Cuenco recompuesto / PIXABAY
«Pienso mucho, hablo poco, me he enganchado a un serial. Y cuando duermo, además de solo, lo hago mal»
(León Benavente, «Estado provisional», León Benavente, 2013)
Piensas que sí, que puedes. Crees en tu capacidad para sobreponerte. Y ves que no, esta vez no. La caída es demasiado fuerte en esta ocasión. Se te nubla la vista y estás perdido en un laberinto. Qué va a ser de ti, te preguntas repetidamente. Tu cabeza no deja de centrifugar pensamientos: los positivos los encoge y arruga; los negativos son más lustrosos, como lana recién lavada con Perlan. Es el día en que te miras al espejo y no sabes quién te observa en el cristal. Es entonces cuando descubres, párpados rojizos y ojos cansados, rostro sombrío, tormenta en la mente, que ni siquiera conoces quién eres porque olvidaste a quien fuiste.
Romperte. Hacerte mil y una pequeñas porciones de porcelana. Sentirte como aquel jarrón que una vez destrozaste en casa, cuando eras un niño, con el puñetero balón. En la casa no se juega, y jugaste; y perdiste; y te sancionaron antes de ser absuelto. Quebrarte y desperdigarte por el suelo del salón, como el vaso que se te escapó por atender más a Willy Fog o cualquier otra historia de televisión que a tus propios actos.
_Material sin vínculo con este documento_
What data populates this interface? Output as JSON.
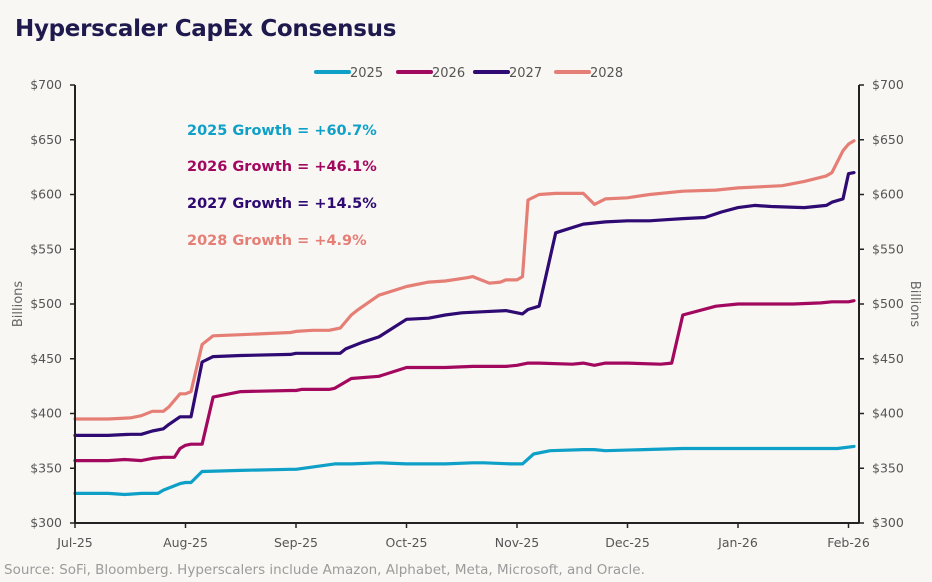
{
  "chart_data": {
    "type": "line",
    "title": "Hyperscaler CapEx Consensus",
    "xlabel": "",
    "ylabel": "Billions",
    "ylabel_right": "Billions",
    "ylim": [
      300,
      700
    ],
    "yticks": [
      300,
      350,
      400,
      450,
      500,
      550,
      600,
      650,
      700
    ],
    "ytick_labels": [
      "$300",
      "$350",
      "$400",
      "$450",
      "$500",
      "$550",
      "$600",
      "$650",
      "$700"
    ],
    "x_range_months": [
      0,
      7.1
    ],
    "xticks": [
      0,
      1,
      2,
      3,
      4,
      5,
      6,
      7
    ],
    "xtick_labels": [
      "Jul-25",
      "Aug-25",
      "Sep-25",
      "Oct-25",
      "Nov-25",
      "Dec-25",
      "Jan-26",
      "Feb-26"
    ],
    "x_unit": "months since Jul-25",
    "grid": false,
    "legend_position": "top-center",
    "series": [
      {
        "name": "2025",
        "color": "#0fa0c8",
        "x": [
          0,
          0.3,
          0.45,
          0.6,
          0.65,
          0.75,
          0.8,
          0.95,
          1.0,
          1.05,
          1.15,
          1.5,
          1.95,
          2.0,
          2.35,
          2.5,
          2.75,
          3.0,
          3.35,
          3.6,
          3.7,
          3.95,
          4.0,
          4.05,
          4.15,
          4.3,
          4.6,
          4.7,
          4.8,
          5.5,
          6.0,
          6.5,
          6.9,
          7.05
        ],
        "values": [
          327,
          327,
          326,
          327,
          327,
          327,
          330,
          336,
          337,
          337,
          347,
          348,
          349,
          349,
          354,
          354,
          355,
          354,
          354,
          355,
          355,
          354,
          354,
          354,
          363,
          366,
          367,
          367,
          366,
          368,
          368,
          368,
          368,
          370
        ]
      },
      {
        "name": "2026",
        "color": "#a3085f",
        "x": [
          0,
          0.3,
          0.45,
          0.6,
          0.7,
          0.8,
          0.9,
          0.95,
          1.0,
          1.05,
          1.15,
          1.25,
          1.5,
          1.95,
          2.0,
          2.05,
          2.15,
          2.3,
          2.35,
          2.5,
          2.75,
          3.0,
          3.2,
          3.35,
          3.6,
          3.9,
          4.0,
          4.05,
          4.1,
          4.2,
          4.5,
          4.6,
          4.7,
          4.8,
          5.0,
          5.3,
          5.4,
          5.5,
          5.8,
          6.0,
          6.2,
          6.3,
          6.45,
          6.5,
          6.75,
          6.85,
          6.95,
          7.0,
          7.05
        ],
        "values": [
          357,
          357,
          358,
          357,
          359,
          360,
          360,
          368,
          371,
          372,
          372,
          415,
          420,
          421,
          421,
          422,
          422,
          422,
          423,
          432,
          434,
          442,
          442,
          442,
          443,
          443,
          444,
          445,
          446,
          446,
          445,
          446,
          444,
          446,
          446,
          445,
          446,
          490,
          498,
          500,
          500,
          500,
          500,
          500,
          501,
          502,
          502,
          502,
          503
        ]
      },
      {
        "name": "2027",
        "color": "#2e0a72",
        "x": [
          0,
          0.3,
          0.5,
          0.6,
          0.7,
          0.8,
          0.85,
          0.95,
          1.0,
          1.05,
          1.15,
          1.25,
          1.5,
          1.95,
          2.0,
          2.1,
          2.25,
          2.4,
          2.45,
          2.6,
          2.75,
          3.0,
          3.2,
          3.35,
          3.5,
          3.7,
          3.9,
          4.0,
          4.05,
          4.1,
          4.2,
          4.35,
          4.6,
          4.7,
          4.8,
          5.0,
          5.2,
          5.35,
          5.5,
          5.7,
          5.85,
          6.0,
          6.15,
          6.3,
          6.6,
          6.8,
          6.85,
          6.95,
          7.0,
          7.05
        ],
        "values": [
          380,
          380,
          381,
          381,
          384,
          386,
          390,
          397,
          397,
          397,
          447,
          452,
          453,
          454,
          455,
          455,
          455,
          455,
          459,
          465,
          470,
          486,
          487,
          490,
          492,
          493,
          494,
          492,
          491,
          495,
          498,
          565,
          573,
          574,
          575,
          576,
          576,
          577,
          578,
          579,
          584,
          588,
          590,
          589,
          588,
          590,
          593,
          596,
          619,
          620
        ]
      },
      {
        "name": "2028",
        "color": "#e57f76",
        "x": [
          0,
          0.3,
          0.5,
          0.6,
          0.7,
          0.8,
          0.85,
          0.95,
          1.0,
          1.05,
          1.15,
          1.25,
          1.5,
          1.95,
          2.0,
          2.15,
          2.3,
          2.4,
          2.5,
          2.55,
          2.75,
          3.0,
          3.2,
          3.35,
          3.55,
          3.6,
          3.75,
          3.85,
          3.9,
          4.0,
          4.05,
          4.1,
          4.2,
          4.35,
          4.6,
          4.7,
          4.8,
          5.0,
          5.2,
          5.5,
          5.8,
          6.0,
          6.2,
          6.4,
          6.6,
          6.8,
          6.85,
          6.95,
          7.0,
          7.05
        ],
        "values": [
          395,
          395,
          396,
          398,
          402,
          402,
          406,
          418,
          418,
          420,
          463,
          471,
          472,
          474,
          475,
          476,
          476,
          478,
          490,
          494,
          508,
          516,
          520,
          521,
          524,
          525,
          519,
          520,
          522,
          522,
          525,
          595,
          600,
          601,
          601,
          591,
          596,
          597,
          600,
          603,
          604,
          606,
          607,
          608,
          612,
          617,
          620,
          640,
          646,
          649
        ]
      }
    ],
    "annotations": [
      {
        "text": "2025 Growth = +60.7%",
        "color": "#0fa0c8"
      },
      {
        "text": "2026 Growth = +46.1%",
        "color": "#a3085f"
      },
      {
        "text": "2027 Growth = +14.5%",
        "color": "#2e0a72"
      },
      {
        "text": "2028 Growth = +4.9%",
        "color": "#e57f76"
      }
    ]
  },
  "source": "Source: SoFi, Bloomberg. Hyperscalers include Amazon, Alphabet, Meta, Microsoft, and Oracle."
}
Ya no eres ese chiquillo que jugaba, saltaba, corría, soñaba… Los años te vinieron, al igual que a cualquier otro, y la vida te persiguió.
La tristeza, el desamor, la muerte, la soledad, el olvido. El dolor, la nostalgia, el tiempo, la conciencia, el estrés. Estamos hechos para ajarnos como la corteza del viejo roble, perder la piel en el camino y sin embargo seguir en pie, contra el viento y la lluvia. Si el árbol resiste, ¿por qué nosotros no? Pues no podemos continuar erguidos siempre. No, siempre no. No cuando la realidad nos atemoriza; no cuando el mundo se nos hace inhóspito; no cuando convivimos con nosotros mismos. No cuando somos nuestro enemigo, cuando la depresión nos vence. Y te crees rendido, a la espera nada más del frío filo del hacha en la nuca, apoyada la cabeza en el tronco.
«Es terrible empezar a conocerte de verdad, es terrible asumir que te adelantan a toda velocidad, y te conviertes en estatua». No puedes más, pero sigues en pie. Aunque te tambaleas. Te sangra el alma, si es que la tenemos, y necesitas el apósito de la calma en la tempestad en que nos adentramos. La edad nos desvela dónde estamos y a la vez nos oculta hacia dónde vamos. Debes frenar, pero el viaje no se puede postergar, prosigue, la carretera se prolonga, nadie se detiene, nadie te atiende porque nadie mira a su alrededor, y tratas de avanzar.
Pero no puedes. No puedes como tampoco puedes parar, que es un lujo, es costoso hasta morir, mucho más vivir. No puedes, si bien no te queda más remedio porque eres un tornillo, una tuerca en una inmensa maquinaria sin control de los sentimientos, de la humanidad del otro tornillo, la otra tuerca. No puedes y lo comprendes al fin. Tú, no quieras dar un paso más sin tu salud mental. Lo haces, dices adiós a todo y a todos por un tiempo, te encierras en ti para volver a salir a los demás. Sin ti no eres nadie, y menos aún nada.
Les resulta extraño, pero eres valiente. No dudes, aprende a respirar, lo que nos es innato lo debemos conseguir como el lenguaje, por enseñanza y esta vez autodidacta. Estás roto, como aquel jarrón que hiciste añicos. «Y nadie que conoces está realmente bien, esto que nos han contado han vendido no sabemos lo que es»; y nadie detiene el vértigo de su vida, como el que tú sientes, pero estás roto y paras. Porque «lo que antes me hacía reír, ahora me pone triste, lo que antes me hacía feliz ya no existe». Volverás, y quien como tú no lo haga quizá se marche –de sí, de ti– para siempre. Parece que hablo de ti, pero pinto un retrato de mí. Caí y el cristal, en partículas y trozos, lo roció todo. Y supe reconocer que no tenía otra salida que la salida del mundanal ruido. Con la tibia esperanza de pegar cada pieza para recomponer la figura, de fortalecerla y lucir de nuevo al fin. Ya logro responder a la pregunta: ¿Qué nombre y en qué lugar? Ya recojo mis pedazos.
(También citada, de León Benavente, «La canción del daño», Vamos a volvernos locos, 2019).